Mesajı Okuyun
Old 07-11-2008, 14:42   #28
Armağan Konyalı

 
Varsayılan

Alıntı:
Yazan Ali Başyurt
Dün bir dost ile karşılaştım. Bana şunu söyledi. Kardeşimi yargılayan yargıçlar heyeti bizi tanımıyordu. Avukatımız, ben heyeti davet edeceğim. Bu meseleyi konuşacağım dedi. Hesabı öder gibi yaparım sonra siz ödersiniz.
Ayırdığım masanın uzağında efendice oturun talimatı verdi ve bunu gerçekleştirdi.Bunu gerçekleştirdi. heyetin tamamı geldi büyük bir dostluk ve yakınlaşma ve hatta laubaliliğe kaçan şaka ve esprilerde sonlandı.

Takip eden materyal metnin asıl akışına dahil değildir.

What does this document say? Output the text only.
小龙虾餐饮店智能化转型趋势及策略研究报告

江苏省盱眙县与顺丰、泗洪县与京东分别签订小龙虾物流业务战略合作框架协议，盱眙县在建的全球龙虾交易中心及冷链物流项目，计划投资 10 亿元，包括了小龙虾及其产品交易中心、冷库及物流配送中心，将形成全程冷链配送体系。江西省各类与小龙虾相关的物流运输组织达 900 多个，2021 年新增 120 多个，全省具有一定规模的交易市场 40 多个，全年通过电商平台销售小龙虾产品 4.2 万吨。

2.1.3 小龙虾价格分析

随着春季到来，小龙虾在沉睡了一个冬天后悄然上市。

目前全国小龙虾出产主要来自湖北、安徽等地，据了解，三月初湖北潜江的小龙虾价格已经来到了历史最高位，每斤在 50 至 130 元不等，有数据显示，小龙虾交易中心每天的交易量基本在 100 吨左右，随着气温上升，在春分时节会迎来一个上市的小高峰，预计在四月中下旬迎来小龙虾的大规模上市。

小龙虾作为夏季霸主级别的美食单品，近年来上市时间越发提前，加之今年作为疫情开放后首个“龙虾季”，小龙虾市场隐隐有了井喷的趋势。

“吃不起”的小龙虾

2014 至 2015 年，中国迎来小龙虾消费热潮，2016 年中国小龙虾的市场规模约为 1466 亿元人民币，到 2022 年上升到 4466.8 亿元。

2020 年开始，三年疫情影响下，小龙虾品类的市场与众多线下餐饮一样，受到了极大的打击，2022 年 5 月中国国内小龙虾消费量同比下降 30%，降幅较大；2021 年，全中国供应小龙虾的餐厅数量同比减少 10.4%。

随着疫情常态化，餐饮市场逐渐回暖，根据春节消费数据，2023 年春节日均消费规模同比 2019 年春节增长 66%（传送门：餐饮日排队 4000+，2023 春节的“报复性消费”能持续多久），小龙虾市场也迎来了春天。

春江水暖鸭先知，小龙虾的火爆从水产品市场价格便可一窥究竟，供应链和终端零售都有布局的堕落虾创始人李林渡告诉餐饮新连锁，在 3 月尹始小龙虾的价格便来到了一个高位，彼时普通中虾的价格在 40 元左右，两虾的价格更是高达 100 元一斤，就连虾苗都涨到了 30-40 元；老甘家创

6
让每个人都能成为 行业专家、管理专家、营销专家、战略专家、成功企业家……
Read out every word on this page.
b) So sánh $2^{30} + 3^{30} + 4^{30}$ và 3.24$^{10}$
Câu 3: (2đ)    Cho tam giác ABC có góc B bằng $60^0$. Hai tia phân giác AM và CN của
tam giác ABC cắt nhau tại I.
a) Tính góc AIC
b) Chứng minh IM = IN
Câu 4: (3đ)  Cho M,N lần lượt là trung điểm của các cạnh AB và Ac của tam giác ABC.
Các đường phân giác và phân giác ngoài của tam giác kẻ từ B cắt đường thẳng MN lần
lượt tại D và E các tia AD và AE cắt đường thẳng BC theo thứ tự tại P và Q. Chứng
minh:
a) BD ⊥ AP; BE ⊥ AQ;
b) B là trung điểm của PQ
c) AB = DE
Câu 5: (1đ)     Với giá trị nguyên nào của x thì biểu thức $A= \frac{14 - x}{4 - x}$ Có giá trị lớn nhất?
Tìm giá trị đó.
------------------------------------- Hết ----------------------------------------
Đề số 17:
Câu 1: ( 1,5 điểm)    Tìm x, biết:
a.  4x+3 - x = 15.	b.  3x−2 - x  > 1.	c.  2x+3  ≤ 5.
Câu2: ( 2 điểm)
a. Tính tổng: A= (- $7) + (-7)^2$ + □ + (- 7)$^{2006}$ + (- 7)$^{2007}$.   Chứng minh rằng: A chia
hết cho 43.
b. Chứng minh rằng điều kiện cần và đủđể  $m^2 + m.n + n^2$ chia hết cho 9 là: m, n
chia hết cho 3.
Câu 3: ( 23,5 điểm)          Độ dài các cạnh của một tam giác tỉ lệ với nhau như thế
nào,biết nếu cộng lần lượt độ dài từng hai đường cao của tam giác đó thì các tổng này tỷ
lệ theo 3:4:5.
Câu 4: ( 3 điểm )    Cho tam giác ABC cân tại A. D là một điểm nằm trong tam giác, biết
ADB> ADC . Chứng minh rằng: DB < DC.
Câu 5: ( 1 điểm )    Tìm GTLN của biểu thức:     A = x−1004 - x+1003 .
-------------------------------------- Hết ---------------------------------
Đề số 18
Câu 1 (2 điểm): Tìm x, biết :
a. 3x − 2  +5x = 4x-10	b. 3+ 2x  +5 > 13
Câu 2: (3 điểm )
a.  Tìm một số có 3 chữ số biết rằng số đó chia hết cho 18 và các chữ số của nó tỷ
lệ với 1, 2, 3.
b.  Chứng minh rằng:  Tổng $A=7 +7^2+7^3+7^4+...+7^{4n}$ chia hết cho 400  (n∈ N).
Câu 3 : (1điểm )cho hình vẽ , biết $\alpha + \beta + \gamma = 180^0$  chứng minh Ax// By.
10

Şimdi, avukatın bu söylemini, bu davete icabet eden yargıçlar heyetinin , kuşkulara neden olan bu davranışlarını doğru bulurmusunuz? Siz bu tür davranıları gösteren avukat ile nasıl rekabet edebilirsiniz?

Bu gibi durumda yakalanan avukatlar kendilerini "At binenin, kılıç kuşananın" diyerek savunuyorlar. Bunu duyunca güzelim atlara acıyorum. Onurlu kılıcın yanlış ellerde olduğunu düşünüyorum. Kılıcın yanında olması gereken kitap ve teraziden söz edilmemesine kızıyorum.

Bu avukatlar diğer avukatlara rakip olamazlar; kitap ve terazi olmadan sadece kılıç kullanan avukatlar ancak barbarlara rakip olurlar.